Nella letteratura catalana contemporanea – come accade nel resto delle letterature di lingue minoritarie – si parla in continuazione di dati numerici, come se fosse importante solamente il numero assoluto di pubblicazioni raggiunte in catalano, il numero di lettori, il numero di libri o saggi scritti da questo o quell’autore. L’interesse per il chi e per il quanto ha come conseguenza il fatto che in molte occasioni non si faccia troppa attenzione al quale e al come, aspetti di rilievo di tutte le letterature. Lei come vede la letteratura catalana attuale?

Mi pare che avessi già cominciato a rispondere alla questione nella domanda precedente. Viviamo in una specie di boom, ci sono molti scrittori e penso che nella Catalogna si produca una letteratura equiparabile alle letterature più prestigiose del mondo; tuttavia, sento la mancanza di voce competenti di critici equanimi e preparati in grado di ordinare tale confusione. Io sono un critico di poesia, ma solo dal punto di vista del lettore-creatore che sente l’interesse di annotare l’effetto che producono le letture appena fatte; ma non mi considero un critico professionista e attualmente ne siamo molto mancanti.
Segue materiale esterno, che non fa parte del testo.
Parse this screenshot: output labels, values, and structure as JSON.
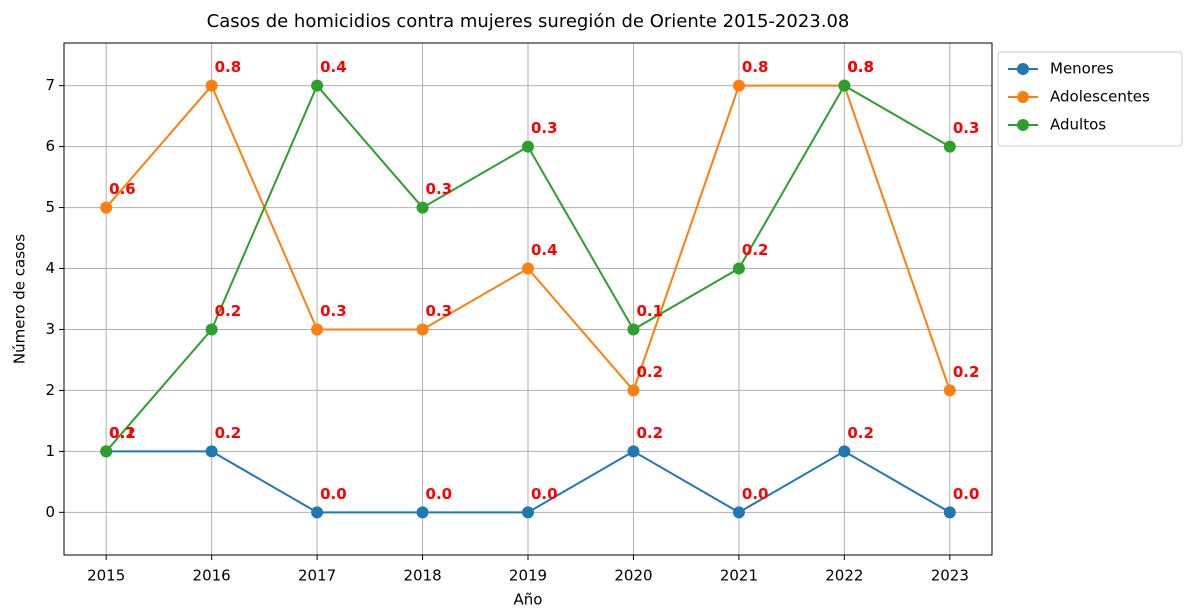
{
  "chart_data": {
    "type": "line",
    "title": "Casos de homicidios contra mujeres suregión de Oriente 2015-2023.08",
    "x_label": "Año",
    "y_label": "Número de casos",
    "x": [
      2015,
      2016,
      2017,
      2018,
      2019,
      2020,
      2021,
      2022,
      2023
    ],
    "series": [
      {
        "name": "Menores",
        "color": "#1f77b4",
        "values": [
          1,
          1,
          0,
          0,
          0,
          1,
          0,
          1,
          0
        ],
        "annotations": [
          "0.2",
          "0.2",
          "0.0",
          "0.0",
          "0.0",
          "0.2",
          "0.0",
          "0.2",
          "0.0"
        ]
      },
      {
        "name": "Adolescentes",
        "color": "#ff7f0e",
        "values": [
          5,
          7,
          3,
          3,
          4,
          2,
          7,
          7,
          2
        ],
        "annotations": [
          "0.6",
          "0.8",
          "0.3",
          "0.3",
          "0.4",
          "0.2",
          "0.8",
          "0.8",
          "0.2"
        ]
      },
      {
        "name": "Adultos",
        "color": "#2ca02c",
        "values": [
          1,
          3,
          7,
          5,
          6,
          3,
          4,
          7,
          6
        ],
        "annotations": [
          "0.1",
          "0.2",
          "0.4",
          "0.3",
          "0.3",
          "0.1",
          "0.2",
          "0.8",
          "0.3"
        ]
      }
    ],
    "annotation_color": "#ff0000",
    "xlim": [
      2014.6,
      2023.4
    ],
    "xticks": [
      2015,
      2016,
      2017,
      2018,
      2019,
      2020,
      2021,
      2022,
      2023
    ],
    "ylim": [
      -0.7,
      7.7
    ],
    "yticks": [
      0,
      1,
      2,
      3,
      4,
      5,
      6,
      7
    ],
    "grid": true,
    "legend": "outside-upper-right"
  }
}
Credo che sia importante che coloro che scrivono poesia parlino dei loro contemporanei, e anche dei classici, ovviamente, ma deve esistere anche un corpo di critici che valutino da un altro punto di vista – non necessariamente accademico –, diverso da quello soggettivo che un creatore può apportare nel dibattito.

 

 

 

 

 

L'autore

Ivo Elies Oliveras
Ivo Elies Oliveras (Barcellona, 1987) si è laureato in Storia all’Universitat di Barcellona, ateneo in cui ha compiuto anche il Master in Culture Medievali; adesso vive a Padova, città in cui ha concluso la laurea in Filologia Moderna. Si occupa prevalentemente di letterature romanze delle origini, in particolare di galego-portoghese e di occitano.